Looking forward, two things seem about as certain as anything can be about the future. First, within the frame of the strong limitations on what Cuba is able to do including what changes it can make because of the Blockade, it will continue its process of deep economic, political, and social reforms. As a first goal these are aimed at elevating the level of its productive forces, but beyond that, they are aimed at creating the human-centred socialism that has been the declared goal of the Revolution since 1961, under the conditions Cuba faces in the world today. And second, the largest contribution to its economic hardships, the Blockade, will not be mitigated in the future. When this issue of the journal is published it will have been determined if Kamala Harris or Donald Trump will be the next resident of the US. If Harris wins we can expect the current intensified Blockade to be maintained as is at least for four years, since she has made absolutely no indication that she will either reduce it or further intensify it.
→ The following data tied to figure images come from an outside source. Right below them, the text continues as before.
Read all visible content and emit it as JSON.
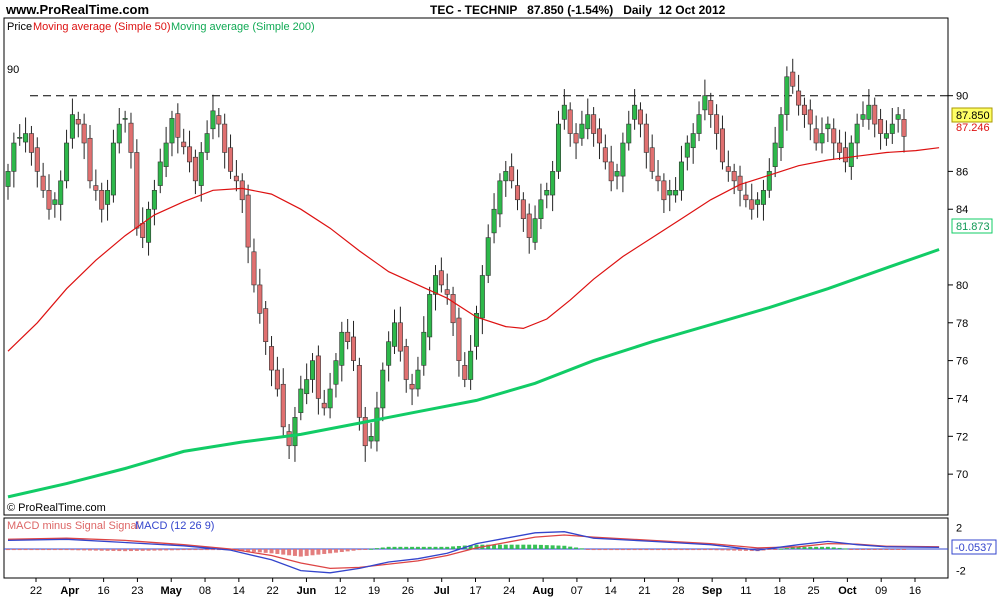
{
  "header": {
    "site": "www.ProRealTime.com",
    "instrument": "TEC - TECHNIP",
    "last_price": "87.850",
    "change": "(-1.54%)",
    "period": "Daily",
    "date": "12 Oct 2012"
  },
  "price_panel": {
    "legend_price": "Price",
    "legend_ma50": "Moving average (Simple 50)",
    "legend_ma200": "Moving average (Simple 200)",
    "copyright": "© ProRealTime.com",
    "hline_label": "90",
    "last_price_box": "87.850",
    "ma50_box": "87.246",
    "ma200_box": "81.873"
  },
  "macd_panel": {
    "legend_hist": "MACD minus Signal Signal",
    "legend_macd": "MACD (12 26 9)",
    "last_value_box": "-0.0537",
    "y_ticks": [
      "2",
      "0",
      "-2"
    ]
  },
  "colors": {
    "up": "#2db84a",
    "down": "#e07070",
    "ma50": "#dd1111",
    "ma200": "#11cc66",
    "macd_line": "#3344cc",
    "signal_line": "#dd4444",
    "hist": "#22bb44"
  },
  "chart_data": {
    "type": "candlestick",
    "ylim": [
      68,
      94
    ],
    "y_ticks": [
      70,
      72,
      74,
      76,
      78,
      80,
      84,
      86,
      90
    ],
    "x_tick_labels": [
      "22",
      "Apr",
      "16",
      "23",
      "May",
      "08",
      "14",
      "22",
      "Jun",
      "12",
      "19",
      "26",
      "Jul",
      "17",
      "24",
      "Aug",
      "07",
      "14",
      "21",
      "28",
      "Sep",
      "11",
      "18",
      "25",
      "Oct",
      "09",
      "16"
    ],
    "reference_line": 90,
    "closes": [
      86.0,
      87.5,
      87.8,
      88.0,
      87.0,
      86.0,
      85.0,
      84.0,
      84.5,
      85.5,
      87.5,
      89.0,
      88.5,
      87.5,
      85.5,
      85.0,
      84.0,
      85.0,
      87.5,
      88.5,
      88.8,
      87.0,
      83.0,
      82.5,
      84.0,
      85.0,
      86.5,
      87.5,
      88.8,
      87.8,
      87.3,
      86.5,
      85.5,
      87.0,
      88.0,
      89.2,
      88.5,
      87.0,
      86.0,
      85.5,
      84.5,
      82.0,
      80.0,
      78.5,
      77.0,
      75.5,
      74.5,
      72.5,
      71.5,
      73.0,
      74.5,
      75.0,
      76.0,
      74.0,
      73.5,
      74.5,
      76.0,
      77.5,
      77.0,
      76.0,
      73.0,
      71.5,
      72.0,
      73.5,
      75.5,
      77.0,
      78.0,
      76.5,
      75.0,
      74.5,
      75.5,
      77.5,
      79.5,
      80.5,
      80.0,
      79.5,
      78.0,
      76.0,
      75.0,
      76.5,
      78.5,
      80.5,
      82.5,
      84.0,
      85.5,
      86.0,
      85.5,
      84.5,
      83.5,
      82.5,
      83.5,
      84.5,
      85.0,
      86.0,
      88.5,
      89.5,
      88.0,
      87.5,
      88.5,
      89.0,
      88.0,
      87.5,
      86.5,
      85.5,
      86.0,
      87.5,
      88.5,
      89.5,
      88.5,
      87.0,
      86.0,
      85.5,
      84.5,
      85.0,
      85.0,
      86.5,
      87.5,
      88.0,
      89.0,
      90.0,
      89.0,
      88.0,
      86.5,
      86.0,
      85.5,
      85.0,
      84.5,
      84.0,
      84.5,
      85.0,
      86.0,
      87.5,
      89.0,
      91.0,
      90.5,
      89.5,
      89.0,
      88.5,
      87.5,
      88.0,
      88.5,
      87.5,
      87.0,
      86.5,
      87.5,
      88.5,
      89.0,
      89.5,
      88.5,
      88.0,
      88.0,
      88.5,
      89.0,
      87.85
    ],
    "ma50": [
      {
        "x": 0,
        "y": 76.5
      },
      {
        "x": 5,
        "y": 78.0
      },
      {
        "x": 10,
        "y": 79.8
      },
      {
        "x": 15,
        "y": 81.3
      },
      {
        "x": 20,
        "y": 82.6
      },
      {
        "x": 25,
        "y": 83.7
      },
      {
        "x": 30,
        "y": 84.4
      },
      {
        "x": 35,
        "y": 85.0
      },
      {
        "x": 40,
        "y": 85.1
      },
      {
        "x": 45,
        "y": 84.8
      },
      {
        "x": 50,
        "y": 84.0
      },
      {
        "x": 55,
        "y": 83.0
      },
      {
        "x": 60,
        "y": 81.8
      },
      {
        "x": 65,
        "y": 80.7
      },
      {
        "x": 70,
        "y": 80.0
      },
      {
        "x": 75,
        "y": 79.3
      },
      {
        "x": 80,
        "y": 78.3
      },
      {
        "x": 85,
        "y": 77.8
      },
      {
        "x": 88,
        "y": 77.7
      },
      {
        "x": 92,
        "y": 78.2
      },
      {
        "x": 96,
        "y": 79.2
      },
      {
        "x": 100,
        "y": 80.3
      },
      {
        "x": 105,
        "y": 81.5
      },
      {
        "x": 110,
        "y": 82.5
      },
      {
        "x": 115,
        "y": 83.5
      },
      {
        "x": 120,
        "y": 84.5
      },
      {
        "x": 125,
        "y": 85.3
      },
      {
        "x": 130,
        "y": 85.8
      },
      {
        "x": 135,
        "y": 86.3
      },
      {
        "x": 140,
        "y": 86.6
      },
      {
        "x": 145,
        "y": 86.8
      },
      {
        "x": 150,
        "y": 87.0
      },
      {
        "x": 155,
        "y": 87.1
      },
      {
        "x": 159,
        "y": 87.25
      }
    ],
    "ma200": [
      {
        "x": 0,
        "y": 68.8
      },
      {
        "x": 10,
        "y": 69.5
      },
      {
        "x": 20,
        "y": 70.3
      },
      {
        "x": 30,
        "y": 71.2
      },
      {
        "x": 40,
        "y": 71.7
      },
      {
        "x": 50,
        "y": 72.1
      },
      {
        "x": 60,
        "y": 72.7
      },
      {
        "x": 70,
        "y": 73.3
      },
      {
        "x": 80,
        "y": 73.9
      },
      {
        "x": 90,
        "y": 74.8
      },
      {
        "x": 100,
        "y": 76.0
      },
      {
        "x": 110,
        "y": 77.0
      },
      {
        "x": 120,
        "y": 77.9
      },
      {
        "x": 130,
        "y": 78.8
      },
      {
        "x": 140,
        "y": 79.8
      },
      {
        "x": 150,
        "y": 80.9
      },
      {
        "x": 159,
        "y": 81.873
      }
    ],
    "macd": [
      {
        "x": 0,
        "y": 0.8
      },
      {
        "x": 10,
        "y": 0.9
      },
      {
        "x": 20,
        "y": 0.6
      },
      {
        "x": 30,
        "y": 0.3
      },
      {
        "x": 38,
        "y": -0.1
      },
      {
        "x": 45,
        "y": -1.0
      },
      {
        "x": 50,
        "y": -2.0
      },
      {
        "x": 55,
        "y": -2.2
      },
      {
        "x": 60,
        "y": -1.8
      },
      {
        "x": 65,
        "y": -1.2
      },
      {
        "x": 70,
        "y": -0.9
      },
      {
        "x": 75,
        "y": -0.4
      },
      {
        "x": 80,
        "y": 0.5
      },
      {
        "x": 85,
        "y": 1.0
      },
      {
        "x": 90,
        "y": 1.5
      },
      {
        "x": 95,
        "y": 1.6
      },
      {
        "x": 100,
        "y": 1.0
      },
      {
        "x": 110,
        "y": 0.7
      },
      {
        "x": 120,
        "y": 0.4
      },
      {
        "x": 128,
        "y": -0.1
      },
      {
        "x": 135,
        "y": 0.4
      },
      {
        "x": 140,
        "y": 0.7
      },
      {
        "x": 145,
        "y": 0.4
      },
      {
        "x": 150,
        "y": 0.2
      },
      {
        "x": 159,
        "y": 0.15
      }
    ],
    "signal": [
      {
        "x": 0,
        "y": 0.9
      },
      {
        "x": 10,
        "y": 1.0
      },
      {
        "x": 20,
        "y": 0.8
      },
      {
        "x": 30,
        "y": 0.4
      },
      {
        "x": 38,
        "y": 0.0
      },
      {
        "x": 45,
        "y": -0.6
      },
      {
        "x": 50,
        "y": -1.3
      },
      {
        "x": 55,
        "y": -1.8
      },
      {
        "x": 60,
        "y": -1.7
      },
      {
        "x": 65,
        "y": -1.4
      },
      {
        "x": 70,
        "y": -1.1
      },
      {
        "x": 75,
        "y": -0.6
      },
      {
        "x": 80,
        "y": 0.1
      },
      {
        "x": 85,
        "y": 0.6
      },
      {
        "x": 90,
        "y": 1.1
      },
      {
        "x": 95,
        "y": 1.3
      },
      {
        "x": 100,
        "y": 1.1
      },
      {
        "x": 110,
        "y": 0.8
      },
      {
        "x": 120,
        "y": 0.5
      },
      {
        "x": 128,
        "y": 0.1
      },
      {
        "x": 135,
        "y": 0.2
      },
      {
        "x": 140,
        "y": 0.5
      },
      {
        "x": 145,
        "y": 0.45
      },
      {
        "x": 150,
        "y": 0.25
      },
      {
        "x": 159,
        "y": 0.2
      }
    ],
    "macd_ylim": [
      -2.5,
      2.5
    ]
  }
}
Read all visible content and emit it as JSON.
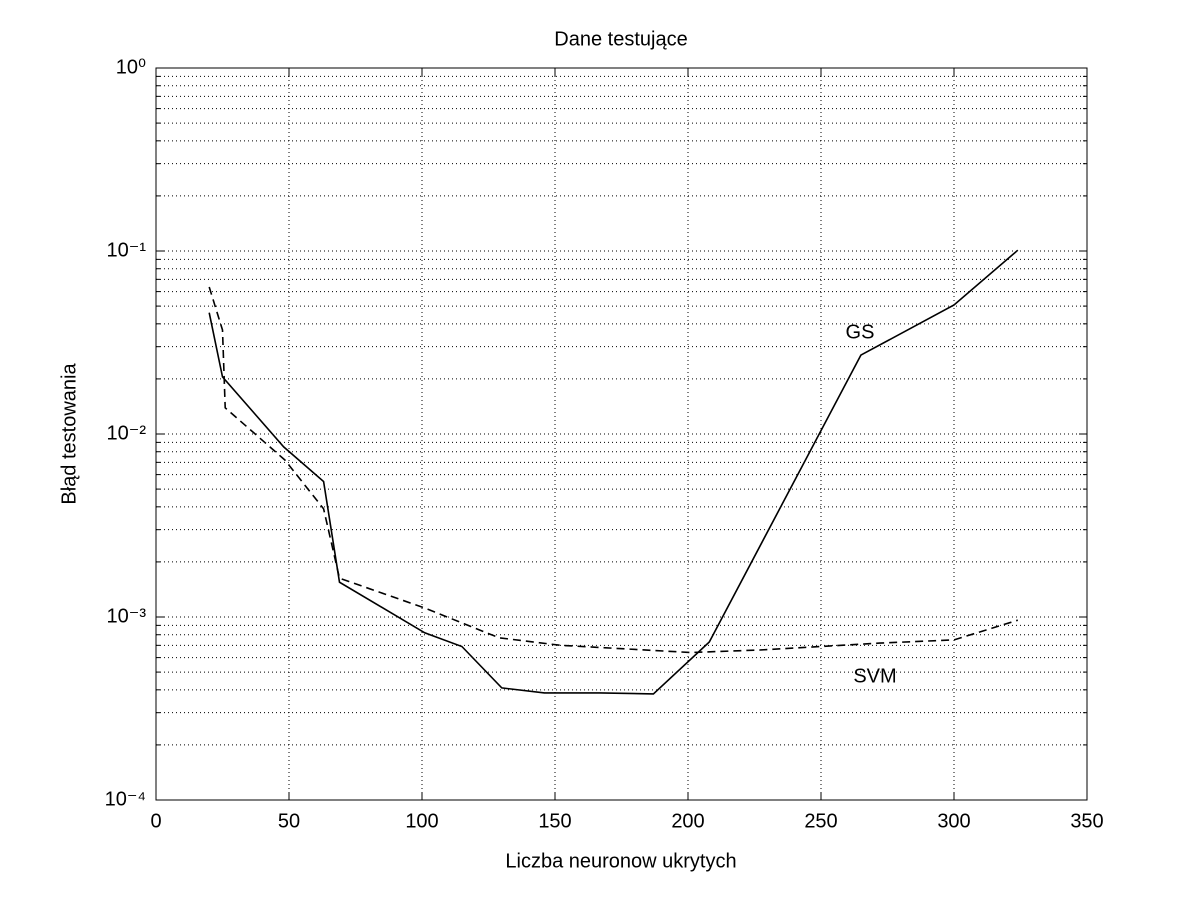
{
  "chart_data": {
    "type": "line",
    "title": "Dane testujące",
    "x_label": "Liczba neuronow ukrytych",
    "y_label": "Błąd testowania",
    "xlim": [
      0,
      350
    ],
    "xticks": [
      0,
      50,
      100,
      150,
      200,
      250,
      300,
      350
    ],
    "ylim": [
      0.0001,
      1
    ],
    "yscale": "log",
    "yticks": [
      {
        "value": 0.0001,
        "label": "10⁻⁴"
      },
      {
        "value": 0.001,
        "label": "10⁻³"
      },
      {
        "value": 0.01,
        "label": "10⁻²"
      },
      {
        "value": 0.1,
        "label": "10⁻¹"
      },
      {
        "value": 1,
        "label": "10⁰"
      }
    ],
    "grid": true,
    "series": [
      {
        "name": "GS",
        "color": "#000000",
        "linestyle": "solid",
        "x": [
          20,
          25,
          48,
          63,
          69,
          101,
          115,
          130,
          146,
          167,
          187,
          208,
          265,
          300,
          324
        ],
        "values": [
          0.046,
          0.0205,
          0.0085,
          0.0055,
          0.00155,
          0.00082,
          0.00069,
          0.00041,
          0.000385,
          0.000385,
          0.00038,
          0.00073,
          0.027,
          0.0507,
          0.101
        ]
      },
      {
        "name": "SVM",
        "color": "#000000",
        "linestyle": "dashed",
        "x": [
          20,
          25,
          26,
          48.5,
          63,
          69,
          101,
          129,
          152,
          201,
          227,
          272,
          300,
          324
        ],
        "values": [
          0.0636,
          0.037,
          0.0139,
          0.0072,
          0.0039,
          0.00163,
          0.00112,
          0.00077,
          0.0007,
          0.00064,
          0.00066,
          0.00072,
          0.00075,
          0.00096
        ]
      }
    ]
  }
}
Trump, on the contrary, has indicated that he (meaning Marco Rubio, who Trump will again outsource his Cuba policy to as he did in his last administration) will still further intensify the Blockade. In the case of a Harris victory, Cuba can look forward to some improvement in its economic situation as it continues its reform process and continues to build new trade relations around the Blockade with Russia, China, the BRICS, and other countries in the Global South with some degrees of independence from US pressures. As long as the Blockade is maintained at its current intensity, however, it is not possible for Cuba to achieve a healthy economic performance – the hardships will continue, though hopefully diminished. In the case of a Trump victory, it is not clear how much worse additional sanctions will make Cuba’s economic hardships given the extreme measures of the Blockade already, but in this case it cannot be ruled out as a possibility that Cuba’s economic hardships will somewhat worsen.